Chris Okafor Rejects Paternity Claims – Threatens Legal Action Against VeryDarkMan

Cleric Chris Okafor, founder of Grace Nation Liberation City, has denied allegations that he fathered children with his ex‑wife and abandoned them, dismissing the claims as false and defamatory.

Gatekeepers News reports that the denial comes after a video shared by social media activist VeryDarkMan featured a woman calling herself Chi Okafor, who claimed she and two sisters are Okafor’s biological children and accused him of neglect.

In a statement released on Wednesday through his lawyers, Okafor described the allegations as false and misleading, saying they were spread by “jobless agents of destruction” seeking to damage his reputation and ministry.

Okafor’s legal team also said they have issued a formal warning letter to VeryDarkMan, accusing him of using his platforms to harass, defame, and incite public hostility against the cleric without verifying facts or seeking Okafor’s side of the story.

They stated, “We state categorically, emphatically, and unequivocally that the claims made by the so‑called Ms. Chi Okafor are entirely false, misleading, malicious, inciting, and gravely injurious.”

The lawyers provided a brief background on Okafor’s past marriage, saying he wed his ex‑wife after she claimed to be pregnant during his early ministry.

According to the statement, their relationship deteriorated after Okafor was kidnapped and held for about 50 days, during which his wife allegedly denied knowing him and reportedly diverted funds meant for his release.

After Okafor was freed, a dispute over the children’s paternity led him to request a DNA test, which his legal team claims showed that none of the children were biologically his.

The statement urged the ex‑wife to produce the DNA results publicly and challenged the accuracy of the claims made in the viral video.

Despite the alleged DNA findings, Okafor’s lawyers said he continued to support the children’s welfare out of compassion and goodwill, and that such support should not be seen as an admission of paternity.

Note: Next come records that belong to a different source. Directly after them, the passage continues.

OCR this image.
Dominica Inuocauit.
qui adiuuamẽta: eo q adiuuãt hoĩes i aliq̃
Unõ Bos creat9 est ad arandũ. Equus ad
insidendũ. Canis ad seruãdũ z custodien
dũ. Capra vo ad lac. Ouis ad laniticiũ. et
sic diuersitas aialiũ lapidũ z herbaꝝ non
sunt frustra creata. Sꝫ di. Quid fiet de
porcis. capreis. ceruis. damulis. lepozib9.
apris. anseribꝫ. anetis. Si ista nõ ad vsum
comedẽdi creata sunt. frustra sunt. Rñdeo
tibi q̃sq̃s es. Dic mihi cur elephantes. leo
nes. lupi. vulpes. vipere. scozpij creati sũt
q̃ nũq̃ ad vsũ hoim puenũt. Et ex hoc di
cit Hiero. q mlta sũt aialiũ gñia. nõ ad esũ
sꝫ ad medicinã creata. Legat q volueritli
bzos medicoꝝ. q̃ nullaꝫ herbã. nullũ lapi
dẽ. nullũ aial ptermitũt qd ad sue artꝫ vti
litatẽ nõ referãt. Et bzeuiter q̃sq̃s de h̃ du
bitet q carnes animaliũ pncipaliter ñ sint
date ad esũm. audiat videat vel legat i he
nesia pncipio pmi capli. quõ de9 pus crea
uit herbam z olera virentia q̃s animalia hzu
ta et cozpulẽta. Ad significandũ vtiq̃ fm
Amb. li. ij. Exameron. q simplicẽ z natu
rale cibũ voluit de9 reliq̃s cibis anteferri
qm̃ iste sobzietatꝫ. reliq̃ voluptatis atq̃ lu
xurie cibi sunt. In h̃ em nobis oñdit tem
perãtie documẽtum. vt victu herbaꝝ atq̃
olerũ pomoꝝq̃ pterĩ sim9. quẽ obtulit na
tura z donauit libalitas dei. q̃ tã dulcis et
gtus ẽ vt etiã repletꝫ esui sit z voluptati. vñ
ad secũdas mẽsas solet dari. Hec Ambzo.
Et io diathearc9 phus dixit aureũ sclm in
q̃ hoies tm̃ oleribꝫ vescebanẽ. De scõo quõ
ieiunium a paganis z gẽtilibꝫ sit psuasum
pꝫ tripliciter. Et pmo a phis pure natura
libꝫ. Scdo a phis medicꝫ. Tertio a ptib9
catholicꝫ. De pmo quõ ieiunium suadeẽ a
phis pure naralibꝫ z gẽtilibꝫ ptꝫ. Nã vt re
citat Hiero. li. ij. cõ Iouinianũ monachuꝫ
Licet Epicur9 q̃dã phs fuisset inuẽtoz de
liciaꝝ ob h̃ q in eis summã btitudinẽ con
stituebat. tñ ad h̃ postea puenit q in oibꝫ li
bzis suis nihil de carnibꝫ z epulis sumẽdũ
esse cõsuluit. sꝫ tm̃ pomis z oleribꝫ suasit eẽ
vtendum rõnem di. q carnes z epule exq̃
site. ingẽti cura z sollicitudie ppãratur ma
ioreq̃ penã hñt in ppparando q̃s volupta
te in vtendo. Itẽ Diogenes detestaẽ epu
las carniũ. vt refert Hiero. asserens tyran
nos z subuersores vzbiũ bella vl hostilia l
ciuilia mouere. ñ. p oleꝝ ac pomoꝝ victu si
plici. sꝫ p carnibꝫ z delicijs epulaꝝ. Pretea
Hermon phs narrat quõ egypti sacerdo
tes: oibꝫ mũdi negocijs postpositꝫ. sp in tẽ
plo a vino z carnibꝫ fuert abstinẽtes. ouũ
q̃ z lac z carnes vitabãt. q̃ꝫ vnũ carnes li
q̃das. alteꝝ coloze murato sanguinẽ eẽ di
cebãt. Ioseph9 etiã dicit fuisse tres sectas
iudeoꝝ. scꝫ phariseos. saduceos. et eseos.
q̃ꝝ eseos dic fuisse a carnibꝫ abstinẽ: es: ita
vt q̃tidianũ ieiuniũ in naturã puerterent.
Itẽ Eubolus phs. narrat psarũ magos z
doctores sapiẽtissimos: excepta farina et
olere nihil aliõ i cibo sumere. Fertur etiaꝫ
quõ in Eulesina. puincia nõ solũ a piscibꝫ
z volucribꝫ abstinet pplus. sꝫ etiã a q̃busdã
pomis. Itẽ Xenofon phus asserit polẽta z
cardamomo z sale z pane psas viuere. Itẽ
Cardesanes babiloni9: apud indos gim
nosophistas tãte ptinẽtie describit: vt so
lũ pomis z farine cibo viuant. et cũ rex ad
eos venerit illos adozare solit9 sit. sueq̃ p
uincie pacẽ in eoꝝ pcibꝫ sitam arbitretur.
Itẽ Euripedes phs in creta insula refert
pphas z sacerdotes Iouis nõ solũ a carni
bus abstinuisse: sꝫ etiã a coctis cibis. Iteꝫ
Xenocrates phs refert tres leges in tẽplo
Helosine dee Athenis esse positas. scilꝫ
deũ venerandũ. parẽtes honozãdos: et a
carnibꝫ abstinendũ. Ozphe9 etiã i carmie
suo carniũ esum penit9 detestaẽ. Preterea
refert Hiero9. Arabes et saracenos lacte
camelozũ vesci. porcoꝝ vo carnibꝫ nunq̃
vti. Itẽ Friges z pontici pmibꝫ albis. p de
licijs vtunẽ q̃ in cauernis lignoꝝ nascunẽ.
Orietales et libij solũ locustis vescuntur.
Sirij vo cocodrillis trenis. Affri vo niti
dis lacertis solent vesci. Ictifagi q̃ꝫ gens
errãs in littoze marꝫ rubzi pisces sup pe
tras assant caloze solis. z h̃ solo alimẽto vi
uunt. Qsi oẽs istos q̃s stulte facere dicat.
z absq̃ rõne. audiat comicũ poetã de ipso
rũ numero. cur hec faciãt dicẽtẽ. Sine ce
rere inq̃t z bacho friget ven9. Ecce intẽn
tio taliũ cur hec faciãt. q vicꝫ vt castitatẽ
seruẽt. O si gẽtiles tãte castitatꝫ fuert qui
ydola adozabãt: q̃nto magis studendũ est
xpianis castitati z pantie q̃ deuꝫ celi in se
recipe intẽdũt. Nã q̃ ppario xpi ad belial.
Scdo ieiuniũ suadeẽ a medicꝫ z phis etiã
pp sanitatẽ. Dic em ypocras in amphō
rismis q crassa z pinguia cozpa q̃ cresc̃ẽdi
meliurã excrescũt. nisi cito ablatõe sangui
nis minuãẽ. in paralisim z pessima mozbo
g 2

The cleric’s legal team described ongoing portrayals of Okafor as an absentee father as misrepresentation and threatened legal action.

They demanded an immediate retraction of the claims, public apologies in national newspapers, removal of defamatory content online, and a new DNA test if the original results cannot be produced.

The statement concluded, “Failure to comply with these demands will leave our client with no option but to pursue all available legal remedies to protect his reputation, integrity and ministry.”